Characterization of undifferentiated neuroblastoma cells and their contribution to aggressiveness

Abstract

Neuroblastoma (NB) represents the most prevalent extracranial solid tumor among children, originating from cells within the sympathoadrenal lineage of the neural crest. This disease is characterized by its high clinical heterogeneity, ranging from spontaneous regression to aggressive metastasis. A key aspect of NB is its intratumoral heterogeneity, which underpins the aggressive nature of the disease. Recent transcriptomic studies have revealed that low-risk NB primarily consists of adrenergic differentiated cells, whereas high-risk NB is characterized by a higher proportion of undifferentiated tumor cells, which correlate with progenitor, migratory, and metastatic signatures. These neural crest stem-like cells exhibit cancer stem cell (CSC) properties and are associated with tumor progression, relapse/recurrence, metastasis, and poor clinical outcomes.
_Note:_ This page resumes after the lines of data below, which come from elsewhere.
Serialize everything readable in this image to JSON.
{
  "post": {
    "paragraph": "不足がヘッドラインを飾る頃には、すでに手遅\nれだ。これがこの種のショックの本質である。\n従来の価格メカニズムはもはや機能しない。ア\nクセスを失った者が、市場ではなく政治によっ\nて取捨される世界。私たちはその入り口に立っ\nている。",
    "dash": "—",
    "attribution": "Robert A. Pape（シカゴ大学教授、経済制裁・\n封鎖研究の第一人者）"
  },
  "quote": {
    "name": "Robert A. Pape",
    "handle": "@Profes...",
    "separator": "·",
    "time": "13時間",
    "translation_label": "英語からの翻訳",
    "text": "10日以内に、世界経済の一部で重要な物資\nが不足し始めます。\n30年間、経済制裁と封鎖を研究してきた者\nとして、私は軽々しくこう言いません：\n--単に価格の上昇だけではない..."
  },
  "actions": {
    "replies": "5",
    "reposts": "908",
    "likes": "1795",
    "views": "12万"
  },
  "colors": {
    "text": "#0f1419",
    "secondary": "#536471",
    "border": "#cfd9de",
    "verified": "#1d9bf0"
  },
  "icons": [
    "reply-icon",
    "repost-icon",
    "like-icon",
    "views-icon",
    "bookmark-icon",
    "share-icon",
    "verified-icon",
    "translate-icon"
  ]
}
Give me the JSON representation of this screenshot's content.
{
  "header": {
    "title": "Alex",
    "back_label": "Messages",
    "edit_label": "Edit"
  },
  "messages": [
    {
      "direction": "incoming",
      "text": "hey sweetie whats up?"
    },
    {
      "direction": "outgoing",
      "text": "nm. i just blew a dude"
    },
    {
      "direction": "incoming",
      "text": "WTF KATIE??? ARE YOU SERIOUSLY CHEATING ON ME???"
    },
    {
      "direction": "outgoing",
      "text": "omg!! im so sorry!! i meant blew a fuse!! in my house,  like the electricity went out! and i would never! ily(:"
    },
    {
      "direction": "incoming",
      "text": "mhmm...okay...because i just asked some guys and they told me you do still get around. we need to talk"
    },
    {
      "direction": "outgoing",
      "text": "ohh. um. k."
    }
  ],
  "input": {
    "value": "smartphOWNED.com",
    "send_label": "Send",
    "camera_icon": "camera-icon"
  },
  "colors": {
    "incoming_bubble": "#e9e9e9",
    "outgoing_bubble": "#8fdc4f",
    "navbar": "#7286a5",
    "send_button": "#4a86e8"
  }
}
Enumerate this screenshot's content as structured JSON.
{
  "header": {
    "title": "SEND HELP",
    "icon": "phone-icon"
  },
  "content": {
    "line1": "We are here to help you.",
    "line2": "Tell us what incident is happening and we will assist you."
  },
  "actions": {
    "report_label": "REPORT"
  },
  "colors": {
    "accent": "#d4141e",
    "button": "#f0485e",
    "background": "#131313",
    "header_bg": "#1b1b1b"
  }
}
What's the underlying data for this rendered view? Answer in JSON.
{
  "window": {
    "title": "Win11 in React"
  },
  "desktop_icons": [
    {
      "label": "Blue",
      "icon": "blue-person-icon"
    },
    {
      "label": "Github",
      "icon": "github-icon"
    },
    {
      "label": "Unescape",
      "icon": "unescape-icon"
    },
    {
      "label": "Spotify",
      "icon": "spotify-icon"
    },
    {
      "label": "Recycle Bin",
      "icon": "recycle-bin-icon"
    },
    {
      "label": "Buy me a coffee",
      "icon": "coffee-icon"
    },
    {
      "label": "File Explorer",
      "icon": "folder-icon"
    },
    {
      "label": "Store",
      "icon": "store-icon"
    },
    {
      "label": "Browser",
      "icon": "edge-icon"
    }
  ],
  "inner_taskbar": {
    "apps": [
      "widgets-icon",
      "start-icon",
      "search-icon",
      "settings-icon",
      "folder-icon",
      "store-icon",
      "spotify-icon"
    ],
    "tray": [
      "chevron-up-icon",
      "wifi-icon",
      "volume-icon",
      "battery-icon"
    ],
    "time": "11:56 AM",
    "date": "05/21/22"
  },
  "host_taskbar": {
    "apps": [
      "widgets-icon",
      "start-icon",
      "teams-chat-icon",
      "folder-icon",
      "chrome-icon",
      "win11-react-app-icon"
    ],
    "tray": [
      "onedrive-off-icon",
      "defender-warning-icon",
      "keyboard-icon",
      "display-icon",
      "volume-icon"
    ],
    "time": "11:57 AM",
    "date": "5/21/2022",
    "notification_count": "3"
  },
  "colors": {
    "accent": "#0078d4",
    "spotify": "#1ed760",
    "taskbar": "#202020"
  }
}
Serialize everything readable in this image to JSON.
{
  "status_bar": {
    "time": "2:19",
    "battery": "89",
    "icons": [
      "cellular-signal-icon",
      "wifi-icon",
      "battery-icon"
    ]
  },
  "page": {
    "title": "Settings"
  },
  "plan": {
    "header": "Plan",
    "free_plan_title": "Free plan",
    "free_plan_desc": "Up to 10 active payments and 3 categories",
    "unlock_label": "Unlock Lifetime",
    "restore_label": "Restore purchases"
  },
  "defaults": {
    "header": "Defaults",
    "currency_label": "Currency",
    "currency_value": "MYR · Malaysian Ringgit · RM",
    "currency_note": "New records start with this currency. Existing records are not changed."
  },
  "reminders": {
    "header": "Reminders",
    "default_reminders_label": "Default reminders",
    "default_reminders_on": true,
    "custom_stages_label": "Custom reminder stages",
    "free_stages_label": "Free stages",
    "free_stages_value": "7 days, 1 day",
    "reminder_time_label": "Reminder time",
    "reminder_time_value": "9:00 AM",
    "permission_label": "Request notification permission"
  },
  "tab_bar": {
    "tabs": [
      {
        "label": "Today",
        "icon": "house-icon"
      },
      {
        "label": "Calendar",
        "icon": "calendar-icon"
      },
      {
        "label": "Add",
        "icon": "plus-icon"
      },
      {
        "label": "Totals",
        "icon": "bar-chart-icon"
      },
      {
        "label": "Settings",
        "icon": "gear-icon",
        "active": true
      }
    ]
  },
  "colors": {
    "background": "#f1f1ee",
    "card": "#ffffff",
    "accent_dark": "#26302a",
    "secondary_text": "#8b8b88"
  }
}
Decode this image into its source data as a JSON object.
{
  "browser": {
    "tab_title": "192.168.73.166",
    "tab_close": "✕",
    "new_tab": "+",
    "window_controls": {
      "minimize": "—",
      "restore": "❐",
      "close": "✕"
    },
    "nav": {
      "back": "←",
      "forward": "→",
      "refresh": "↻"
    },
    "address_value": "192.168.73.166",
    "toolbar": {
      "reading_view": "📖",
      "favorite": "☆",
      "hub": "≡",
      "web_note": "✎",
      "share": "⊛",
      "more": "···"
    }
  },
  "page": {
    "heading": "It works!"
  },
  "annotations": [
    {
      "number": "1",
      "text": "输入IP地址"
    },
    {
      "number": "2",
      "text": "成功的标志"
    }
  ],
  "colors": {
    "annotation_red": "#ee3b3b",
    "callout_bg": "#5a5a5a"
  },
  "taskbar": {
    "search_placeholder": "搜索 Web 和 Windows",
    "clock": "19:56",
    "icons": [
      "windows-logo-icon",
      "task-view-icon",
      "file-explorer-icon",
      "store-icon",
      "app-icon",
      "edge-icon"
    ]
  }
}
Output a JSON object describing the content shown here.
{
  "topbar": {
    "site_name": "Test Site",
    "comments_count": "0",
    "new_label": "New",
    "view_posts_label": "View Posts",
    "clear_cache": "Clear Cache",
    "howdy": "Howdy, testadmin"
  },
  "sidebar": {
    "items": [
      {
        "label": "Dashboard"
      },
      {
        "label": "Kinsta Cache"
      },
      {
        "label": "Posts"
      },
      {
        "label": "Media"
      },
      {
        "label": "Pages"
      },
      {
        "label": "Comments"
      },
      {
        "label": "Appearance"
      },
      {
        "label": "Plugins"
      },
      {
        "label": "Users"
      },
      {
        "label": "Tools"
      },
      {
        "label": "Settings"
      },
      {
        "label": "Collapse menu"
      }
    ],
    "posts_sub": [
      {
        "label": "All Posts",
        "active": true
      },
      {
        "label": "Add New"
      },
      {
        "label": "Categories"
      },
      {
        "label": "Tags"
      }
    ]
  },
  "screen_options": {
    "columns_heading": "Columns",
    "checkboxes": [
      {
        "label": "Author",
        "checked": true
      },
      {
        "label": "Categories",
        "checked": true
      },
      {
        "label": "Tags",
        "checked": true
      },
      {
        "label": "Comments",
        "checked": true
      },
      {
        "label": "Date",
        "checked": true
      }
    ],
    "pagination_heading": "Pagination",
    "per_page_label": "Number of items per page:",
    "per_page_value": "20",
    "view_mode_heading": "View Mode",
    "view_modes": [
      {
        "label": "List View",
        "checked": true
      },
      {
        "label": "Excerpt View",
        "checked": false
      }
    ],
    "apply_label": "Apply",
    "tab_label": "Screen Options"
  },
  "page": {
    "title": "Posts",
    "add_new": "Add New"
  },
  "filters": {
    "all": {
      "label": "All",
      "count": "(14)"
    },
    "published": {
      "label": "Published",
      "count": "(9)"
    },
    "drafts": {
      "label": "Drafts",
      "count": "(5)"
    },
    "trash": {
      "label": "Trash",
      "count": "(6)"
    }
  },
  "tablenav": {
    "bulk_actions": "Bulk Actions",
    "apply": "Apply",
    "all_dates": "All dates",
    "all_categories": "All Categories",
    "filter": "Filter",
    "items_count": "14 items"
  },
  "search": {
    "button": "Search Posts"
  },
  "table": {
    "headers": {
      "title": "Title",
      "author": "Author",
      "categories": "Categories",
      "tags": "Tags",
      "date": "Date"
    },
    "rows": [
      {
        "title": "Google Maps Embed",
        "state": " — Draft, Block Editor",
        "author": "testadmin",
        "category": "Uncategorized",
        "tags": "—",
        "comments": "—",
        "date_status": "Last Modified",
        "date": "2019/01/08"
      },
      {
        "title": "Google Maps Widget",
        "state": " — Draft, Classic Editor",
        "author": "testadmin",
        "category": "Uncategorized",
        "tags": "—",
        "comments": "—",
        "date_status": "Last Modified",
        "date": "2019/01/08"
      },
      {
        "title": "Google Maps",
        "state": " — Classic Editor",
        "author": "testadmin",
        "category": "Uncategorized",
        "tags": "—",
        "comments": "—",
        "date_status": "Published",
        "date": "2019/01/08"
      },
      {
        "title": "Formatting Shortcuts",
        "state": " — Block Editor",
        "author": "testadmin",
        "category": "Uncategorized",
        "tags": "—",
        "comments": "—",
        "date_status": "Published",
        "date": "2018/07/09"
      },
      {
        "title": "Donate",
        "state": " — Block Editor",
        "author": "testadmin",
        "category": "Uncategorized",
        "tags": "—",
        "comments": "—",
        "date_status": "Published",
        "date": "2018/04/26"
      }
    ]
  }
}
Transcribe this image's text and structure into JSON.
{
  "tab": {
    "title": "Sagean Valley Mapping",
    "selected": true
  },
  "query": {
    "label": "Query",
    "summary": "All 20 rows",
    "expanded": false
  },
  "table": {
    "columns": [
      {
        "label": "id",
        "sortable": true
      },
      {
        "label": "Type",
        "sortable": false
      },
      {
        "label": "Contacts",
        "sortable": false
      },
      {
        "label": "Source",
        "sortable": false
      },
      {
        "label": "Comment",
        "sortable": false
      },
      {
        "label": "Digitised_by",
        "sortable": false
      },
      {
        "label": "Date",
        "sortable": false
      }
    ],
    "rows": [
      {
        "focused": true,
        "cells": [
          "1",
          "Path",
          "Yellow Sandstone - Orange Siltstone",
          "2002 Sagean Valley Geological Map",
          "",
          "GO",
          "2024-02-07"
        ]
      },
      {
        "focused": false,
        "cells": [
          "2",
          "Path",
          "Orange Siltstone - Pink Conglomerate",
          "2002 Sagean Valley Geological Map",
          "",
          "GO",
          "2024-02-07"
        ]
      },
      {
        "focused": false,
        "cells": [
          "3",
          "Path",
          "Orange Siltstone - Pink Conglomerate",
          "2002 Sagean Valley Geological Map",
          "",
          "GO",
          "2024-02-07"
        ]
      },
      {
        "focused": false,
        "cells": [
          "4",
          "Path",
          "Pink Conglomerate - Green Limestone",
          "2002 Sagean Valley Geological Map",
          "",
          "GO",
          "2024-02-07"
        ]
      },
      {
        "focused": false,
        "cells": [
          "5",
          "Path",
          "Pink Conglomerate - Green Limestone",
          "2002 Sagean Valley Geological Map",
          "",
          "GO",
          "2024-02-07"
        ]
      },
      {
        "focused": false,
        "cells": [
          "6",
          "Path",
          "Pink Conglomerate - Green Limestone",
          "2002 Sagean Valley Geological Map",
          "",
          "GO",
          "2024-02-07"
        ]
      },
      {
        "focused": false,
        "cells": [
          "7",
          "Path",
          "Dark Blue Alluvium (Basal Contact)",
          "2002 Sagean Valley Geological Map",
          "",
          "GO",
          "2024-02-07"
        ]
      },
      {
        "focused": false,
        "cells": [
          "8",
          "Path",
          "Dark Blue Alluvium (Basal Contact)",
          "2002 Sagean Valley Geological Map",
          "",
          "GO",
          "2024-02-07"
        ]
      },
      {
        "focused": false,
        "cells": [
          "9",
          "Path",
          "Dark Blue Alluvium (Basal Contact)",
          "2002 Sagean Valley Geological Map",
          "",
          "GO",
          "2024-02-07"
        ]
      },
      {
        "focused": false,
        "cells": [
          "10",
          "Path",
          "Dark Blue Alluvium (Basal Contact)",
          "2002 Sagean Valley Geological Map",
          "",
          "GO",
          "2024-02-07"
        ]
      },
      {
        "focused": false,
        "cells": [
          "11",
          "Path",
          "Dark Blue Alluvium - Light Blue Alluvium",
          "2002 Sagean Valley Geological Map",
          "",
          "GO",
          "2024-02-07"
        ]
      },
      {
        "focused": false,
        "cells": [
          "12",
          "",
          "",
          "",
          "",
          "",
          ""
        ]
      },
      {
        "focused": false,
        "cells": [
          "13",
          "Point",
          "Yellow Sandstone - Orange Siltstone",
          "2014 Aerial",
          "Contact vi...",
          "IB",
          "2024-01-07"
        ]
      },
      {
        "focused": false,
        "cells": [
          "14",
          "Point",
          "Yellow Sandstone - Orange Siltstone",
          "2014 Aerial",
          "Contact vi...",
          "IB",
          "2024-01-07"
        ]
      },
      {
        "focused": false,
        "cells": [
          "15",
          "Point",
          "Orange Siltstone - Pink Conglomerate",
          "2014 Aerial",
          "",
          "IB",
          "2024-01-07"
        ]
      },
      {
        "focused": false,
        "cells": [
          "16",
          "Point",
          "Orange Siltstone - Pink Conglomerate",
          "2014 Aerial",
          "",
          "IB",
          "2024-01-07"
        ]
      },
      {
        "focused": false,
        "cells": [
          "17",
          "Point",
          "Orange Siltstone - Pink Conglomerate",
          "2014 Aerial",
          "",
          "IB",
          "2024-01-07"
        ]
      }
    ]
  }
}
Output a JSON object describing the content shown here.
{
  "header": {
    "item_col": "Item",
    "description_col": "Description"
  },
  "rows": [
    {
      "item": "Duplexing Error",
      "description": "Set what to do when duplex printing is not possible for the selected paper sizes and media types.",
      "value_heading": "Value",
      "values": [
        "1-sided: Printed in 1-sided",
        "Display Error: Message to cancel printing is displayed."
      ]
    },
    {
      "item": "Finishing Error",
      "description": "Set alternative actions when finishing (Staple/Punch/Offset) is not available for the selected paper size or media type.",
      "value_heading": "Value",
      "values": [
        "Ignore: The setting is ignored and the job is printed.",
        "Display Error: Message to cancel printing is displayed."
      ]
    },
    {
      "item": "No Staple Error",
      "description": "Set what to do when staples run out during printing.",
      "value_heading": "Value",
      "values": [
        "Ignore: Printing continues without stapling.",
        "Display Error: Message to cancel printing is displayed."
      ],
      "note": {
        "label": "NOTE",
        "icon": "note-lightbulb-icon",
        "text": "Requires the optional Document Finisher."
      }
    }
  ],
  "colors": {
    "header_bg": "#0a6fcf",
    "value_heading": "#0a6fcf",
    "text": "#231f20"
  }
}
The development of aggressive metastases involves a complex process requiring cellular properties such as adhesion, migration, and invasion, all of them typical features of stem cells derived from the neural crest. To investigate these neural crest stem-like cells, we employed the tumorsphere (TS) formation culture method, which isolates undifferentiated cells (UC) with self-renewal and proliferative capabilities. We then examined their phenotypic attributes, particularly focusing on their adhesive, migratory, and invasive capacities that set them apart from other tumor cell populations. Our findings indicate that TS cultures enrich for a population of multipotent progenitor cells, resembling progenitors from early developmental stages. These UC demonstrate distinct adhesive properties and a unique cytoskeletal structure that endows them with cytoskeletal plasticity. They also display specific actin-rich protrusions and a unique mode of motility characterized by slow but directional movement, enhancing their response to chemotactic stimuli. Furthermore, these undifferentiated cells exhibit a robust capacity for degrading and invading the extracellular matrix (ECM). Additionally, transcriptomic analysis revealed that this progenitor population expresses genes and pathways directly linked to aggressiveness and metastasis. UC cells also possess the ability to form tumors in vivo, and to develop aggressive metastases in distant organs. We argue that these insights open promising avenues for developing targeted therapeutic strategies aimed at eliminating these highly aggressive cancer cells.